J’ai remis mon voile, ajusté mon pagne, et j’ai marché. Une femme chassée. Une épouse rejetée. Une étrangère dans les deux maisons. Je suis arrivée devant la porte de mes parents sans bruit. Le portail était entrouvert. Je l’ai poussé du bout des doigts, comme si ma présence pouvait déranger.
L’odeur du couscous flottait encore dans l’air. Cette odeur d’après-midi paisibles, de tendresse partagée. Mais aujourd’hui, elle m’étouffe. Rien n’a le même goût. Je suis rentrée, les yeux encore humides. Je n’ai croisé personne. Le silence me frappait comme un reproche.
Je suis allée poser mes sacs près de la porte, puis j’ai avancé dans le couloir. J’ai vu que la porte de la chambre de Dieynaba était entrebâillée. J’ai frappé doucement.
— Dieynaba… c’est moi.
Pas de réponse. Juste un souffle étouffé.
Je suis entrée. Elle était là, recroquevillée sur le lit, les cheveux en désordre, le visage gonflé, fatigué, comme lavé à grandes eaux de sel. Elle a tourné vers moi des yeux vides, et j’ai immédiatement su que quelque chose n’allait pas.

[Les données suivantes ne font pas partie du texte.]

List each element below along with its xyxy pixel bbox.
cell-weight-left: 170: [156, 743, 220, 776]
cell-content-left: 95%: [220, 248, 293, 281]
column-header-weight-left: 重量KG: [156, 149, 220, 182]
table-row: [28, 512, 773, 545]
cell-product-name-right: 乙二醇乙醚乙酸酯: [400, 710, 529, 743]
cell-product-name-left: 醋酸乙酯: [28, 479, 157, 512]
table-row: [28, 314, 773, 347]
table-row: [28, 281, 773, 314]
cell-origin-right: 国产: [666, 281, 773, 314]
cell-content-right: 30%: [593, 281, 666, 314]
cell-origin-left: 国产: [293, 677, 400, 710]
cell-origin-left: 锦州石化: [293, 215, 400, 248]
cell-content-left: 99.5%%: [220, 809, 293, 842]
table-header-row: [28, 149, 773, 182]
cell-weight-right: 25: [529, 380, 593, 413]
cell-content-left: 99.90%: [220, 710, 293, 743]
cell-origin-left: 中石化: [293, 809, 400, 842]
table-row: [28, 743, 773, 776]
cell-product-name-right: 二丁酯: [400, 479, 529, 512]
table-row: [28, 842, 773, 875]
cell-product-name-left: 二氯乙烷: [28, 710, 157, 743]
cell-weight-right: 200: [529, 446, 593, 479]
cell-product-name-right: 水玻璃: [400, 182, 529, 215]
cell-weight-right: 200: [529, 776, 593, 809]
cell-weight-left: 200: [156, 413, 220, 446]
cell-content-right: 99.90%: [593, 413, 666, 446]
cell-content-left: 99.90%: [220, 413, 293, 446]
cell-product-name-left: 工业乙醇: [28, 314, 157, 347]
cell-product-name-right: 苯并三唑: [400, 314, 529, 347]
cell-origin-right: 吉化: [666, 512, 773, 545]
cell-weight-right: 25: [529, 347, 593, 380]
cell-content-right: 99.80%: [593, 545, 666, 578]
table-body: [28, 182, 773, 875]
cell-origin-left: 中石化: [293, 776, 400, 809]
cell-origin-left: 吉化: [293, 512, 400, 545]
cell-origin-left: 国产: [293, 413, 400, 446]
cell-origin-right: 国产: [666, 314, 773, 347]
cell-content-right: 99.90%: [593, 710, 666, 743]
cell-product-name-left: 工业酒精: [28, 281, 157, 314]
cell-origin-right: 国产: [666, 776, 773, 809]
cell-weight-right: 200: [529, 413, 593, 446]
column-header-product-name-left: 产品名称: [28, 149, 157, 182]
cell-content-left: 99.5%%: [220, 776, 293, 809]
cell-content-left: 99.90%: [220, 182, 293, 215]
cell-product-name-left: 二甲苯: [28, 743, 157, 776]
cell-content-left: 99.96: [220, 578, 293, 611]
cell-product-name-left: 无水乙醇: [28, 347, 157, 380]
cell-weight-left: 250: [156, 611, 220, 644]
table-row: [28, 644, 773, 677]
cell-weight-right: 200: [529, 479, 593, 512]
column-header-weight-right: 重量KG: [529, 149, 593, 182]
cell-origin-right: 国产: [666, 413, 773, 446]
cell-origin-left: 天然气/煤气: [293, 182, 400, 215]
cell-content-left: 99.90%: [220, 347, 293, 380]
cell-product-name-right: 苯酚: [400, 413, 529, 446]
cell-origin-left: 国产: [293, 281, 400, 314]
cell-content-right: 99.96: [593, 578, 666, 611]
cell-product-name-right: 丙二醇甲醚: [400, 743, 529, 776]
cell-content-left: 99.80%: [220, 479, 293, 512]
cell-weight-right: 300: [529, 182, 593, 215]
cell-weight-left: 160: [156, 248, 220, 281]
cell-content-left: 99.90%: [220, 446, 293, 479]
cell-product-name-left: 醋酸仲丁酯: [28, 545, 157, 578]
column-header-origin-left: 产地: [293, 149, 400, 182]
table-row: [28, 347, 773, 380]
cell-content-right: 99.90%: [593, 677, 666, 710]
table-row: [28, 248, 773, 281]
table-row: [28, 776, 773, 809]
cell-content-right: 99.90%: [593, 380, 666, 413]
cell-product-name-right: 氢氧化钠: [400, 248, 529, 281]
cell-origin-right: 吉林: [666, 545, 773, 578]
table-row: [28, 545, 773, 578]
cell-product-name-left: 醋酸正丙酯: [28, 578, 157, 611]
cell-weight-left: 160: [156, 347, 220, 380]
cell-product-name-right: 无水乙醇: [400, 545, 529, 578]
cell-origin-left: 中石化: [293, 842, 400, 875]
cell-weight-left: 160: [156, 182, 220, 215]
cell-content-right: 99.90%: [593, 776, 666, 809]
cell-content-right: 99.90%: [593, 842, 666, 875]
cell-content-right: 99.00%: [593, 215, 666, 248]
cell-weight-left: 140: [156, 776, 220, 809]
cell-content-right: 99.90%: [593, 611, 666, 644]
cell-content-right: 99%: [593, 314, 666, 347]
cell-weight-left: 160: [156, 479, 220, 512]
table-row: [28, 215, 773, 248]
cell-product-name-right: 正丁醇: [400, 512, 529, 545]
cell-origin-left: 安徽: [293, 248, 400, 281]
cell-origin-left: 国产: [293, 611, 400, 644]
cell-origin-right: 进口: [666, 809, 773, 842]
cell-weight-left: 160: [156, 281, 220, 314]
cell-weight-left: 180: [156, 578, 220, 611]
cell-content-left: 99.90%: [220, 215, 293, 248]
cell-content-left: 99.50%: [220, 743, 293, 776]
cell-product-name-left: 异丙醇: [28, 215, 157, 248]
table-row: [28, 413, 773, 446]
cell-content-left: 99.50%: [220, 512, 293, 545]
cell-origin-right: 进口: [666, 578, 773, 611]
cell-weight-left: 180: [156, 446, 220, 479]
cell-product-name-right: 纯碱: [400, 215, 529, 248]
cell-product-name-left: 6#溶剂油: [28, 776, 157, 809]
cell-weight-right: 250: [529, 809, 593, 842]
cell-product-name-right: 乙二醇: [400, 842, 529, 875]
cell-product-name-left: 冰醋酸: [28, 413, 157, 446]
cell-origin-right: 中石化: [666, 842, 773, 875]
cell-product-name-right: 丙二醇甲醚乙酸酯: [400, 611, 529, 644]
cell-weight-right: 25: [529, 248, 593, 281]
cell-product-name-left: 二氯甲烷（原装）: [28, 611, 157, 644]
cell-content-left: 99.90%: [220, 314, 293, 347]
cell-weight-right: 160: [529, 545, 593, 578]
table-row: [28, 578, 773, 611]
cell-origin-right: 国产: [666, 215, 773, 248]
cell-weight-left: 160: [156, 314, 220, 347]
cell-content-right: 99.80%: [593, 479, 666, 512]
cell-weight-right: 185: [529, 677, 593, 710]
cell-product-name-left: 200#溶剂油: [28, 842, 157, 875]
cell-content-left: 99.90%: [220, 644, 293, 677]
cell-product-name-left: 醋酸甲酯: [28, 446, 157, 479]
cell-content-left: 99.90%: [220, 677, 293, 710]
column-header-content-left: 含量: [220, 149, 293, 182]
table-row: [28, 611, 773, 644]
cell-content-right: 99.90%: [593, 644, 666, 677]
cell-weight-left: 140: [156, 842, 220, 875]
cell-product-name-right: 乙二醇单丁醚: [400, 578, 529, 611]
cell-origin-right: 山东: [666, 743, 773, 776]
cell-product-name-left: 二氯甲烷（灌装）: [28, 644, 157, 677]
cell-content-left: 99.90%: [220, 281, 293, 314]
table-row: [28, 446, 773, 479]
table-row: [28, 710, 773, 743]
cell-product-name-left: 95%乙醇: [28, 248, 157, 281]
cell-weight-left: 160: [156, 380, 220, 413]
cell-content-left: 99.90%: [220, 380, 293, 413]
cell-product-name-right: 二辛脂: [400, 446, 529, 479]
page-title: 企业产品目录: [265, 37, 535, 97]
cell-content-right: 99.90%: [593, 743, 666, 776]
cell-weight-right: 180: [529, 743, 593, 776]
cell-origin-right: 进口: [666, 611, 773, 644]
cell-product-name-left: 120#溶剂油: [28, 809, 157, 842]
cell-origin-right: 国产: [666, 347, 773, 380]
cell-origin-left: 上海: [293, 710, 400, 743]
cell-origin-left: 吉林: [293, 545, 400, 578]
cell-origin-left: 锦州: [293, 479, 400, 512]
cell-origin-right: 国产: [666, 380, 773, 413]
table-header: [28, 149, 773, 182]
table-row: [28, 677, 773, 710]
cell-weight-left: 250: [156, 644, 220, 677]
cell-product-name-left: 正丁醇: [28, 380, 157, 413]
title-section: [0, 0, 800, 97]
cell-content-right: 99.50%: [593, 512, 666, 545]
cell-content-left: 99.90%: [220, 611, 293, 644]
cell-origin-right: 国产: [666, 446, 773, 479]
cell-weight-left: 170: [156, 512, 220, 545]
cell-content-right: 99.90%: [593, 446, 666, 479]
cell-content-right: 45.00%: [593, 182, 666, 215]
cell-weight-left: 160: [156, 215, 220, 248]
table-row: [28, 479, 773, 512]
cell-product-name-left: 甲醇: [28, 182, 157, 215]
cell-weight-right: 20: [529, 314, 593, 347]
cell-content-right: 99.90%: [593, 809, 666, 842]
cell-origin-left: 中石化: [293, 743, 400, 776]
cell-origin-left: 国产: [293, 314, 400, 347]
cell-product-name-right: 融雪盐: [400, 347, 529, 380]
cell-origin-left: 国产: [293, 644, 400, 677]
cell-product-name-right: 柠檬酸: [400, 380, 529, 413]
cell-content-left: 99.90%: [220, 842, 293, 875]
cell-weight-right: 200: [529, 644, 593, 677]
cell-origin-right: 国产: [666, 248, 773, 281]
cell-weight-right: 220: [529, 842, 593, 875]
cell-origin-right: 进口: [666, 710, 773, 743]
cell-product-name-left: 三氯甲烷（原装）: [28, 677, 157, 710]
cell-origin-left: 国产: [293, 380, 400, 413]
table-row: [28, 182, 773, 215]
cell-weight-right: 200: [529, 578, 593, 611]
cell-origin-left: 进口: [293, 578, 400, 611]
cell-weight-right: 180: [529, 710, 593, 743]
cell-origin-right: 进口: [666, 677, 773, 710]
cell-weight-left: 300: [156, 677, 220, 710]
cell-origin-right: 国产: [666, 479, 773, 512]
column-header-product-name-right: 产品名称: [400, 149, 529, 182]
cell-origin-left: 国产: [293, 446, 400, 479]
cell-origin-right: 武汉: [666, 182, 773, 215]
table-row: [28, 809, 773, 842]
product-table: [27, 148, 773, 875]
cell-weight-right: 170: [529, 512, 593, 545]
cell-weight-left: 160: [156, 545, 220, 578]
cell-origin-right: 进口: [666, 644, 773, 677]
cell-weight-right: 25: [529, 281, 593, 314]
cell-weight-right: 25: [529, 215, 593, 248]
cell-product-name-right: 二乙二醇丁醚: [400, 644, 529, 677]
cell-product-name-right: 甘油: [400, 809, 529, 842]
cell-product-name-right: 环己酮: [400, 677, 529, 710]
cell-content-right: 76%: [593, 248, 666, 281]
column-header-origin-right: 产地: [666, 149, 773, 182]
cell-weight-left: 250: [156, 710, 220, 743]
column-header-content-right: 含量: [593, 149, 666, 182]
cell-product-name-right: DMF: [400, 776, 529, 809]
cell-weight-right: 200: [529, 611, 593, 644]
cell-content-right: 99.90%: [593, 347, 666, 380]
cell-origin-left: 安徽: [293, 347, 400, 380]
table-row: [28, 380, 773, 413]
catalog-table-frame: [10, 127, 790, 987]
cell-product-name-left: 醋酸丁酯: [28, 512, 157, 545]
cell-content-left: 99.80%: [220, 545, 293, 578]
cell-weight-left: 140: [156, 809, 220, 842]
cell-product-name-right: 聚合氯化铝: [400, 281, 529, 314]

— Dieynaba ? Qu’est-ce qui s’est passé ?
Elle a tenté de se redresser, mais son corps semblait trop lourd. Ses bras portaient des bleus, ses poignets étaient marqués. Elle a murmuré, la voix brisée :
— Il m’a frappée. Encore. Cette fois… cette fois, c’était trop.
Je me suis approchée, le cœur serré, et je lui ai pris la main. Elle était glacée.
— Oh non… ma sœur…
— Il m’a accusée d’être impure. D’avoir eu un autre homme. Il disait que j’étais comme toi. Et sa mère… elle répétait que je suis pareille que maman. Une femme facile.
Je n’ai pas su quoi dire. Mes larmes ont coulé sans que je puisse les retenir. Je l’ai serrée contre moi. Je sentais son chagrin contre ma poitrine, aussi profond que le mien. Deux femmes abîmées par les regards, les mots, les préjugés. Deux sœurs qui n’avaient voulu que l’amour, et qui avaient récolté l’humiliation.
— Et moi… je viens d’être chassée. Accusée d’avoir une liaison avec un homme marié. Mberry m’a hurlé dessus. Khadija m’a ordonné de quitter la maison. Et Khalil… Khalil m’a laissée partir.
Nous avons pleuré ensemble. Sans pudeur. Sans retenue. Nos chagrins ont fusionné. Nos peines se sont reconnues.
Le silence est revenu. Un silence différent. Pas celui de la honte. Mais celui du réconfort, de la fatigue, de la résilience.
— On va s’en sortir, j’ai murmuré. Je te le promets.
— Ensemble, a-t-elle répondu, la voix tremblante.
Et pour la première fois depuis longtemps, j’ai senti que ce mot, ensemble, avait encore un sens.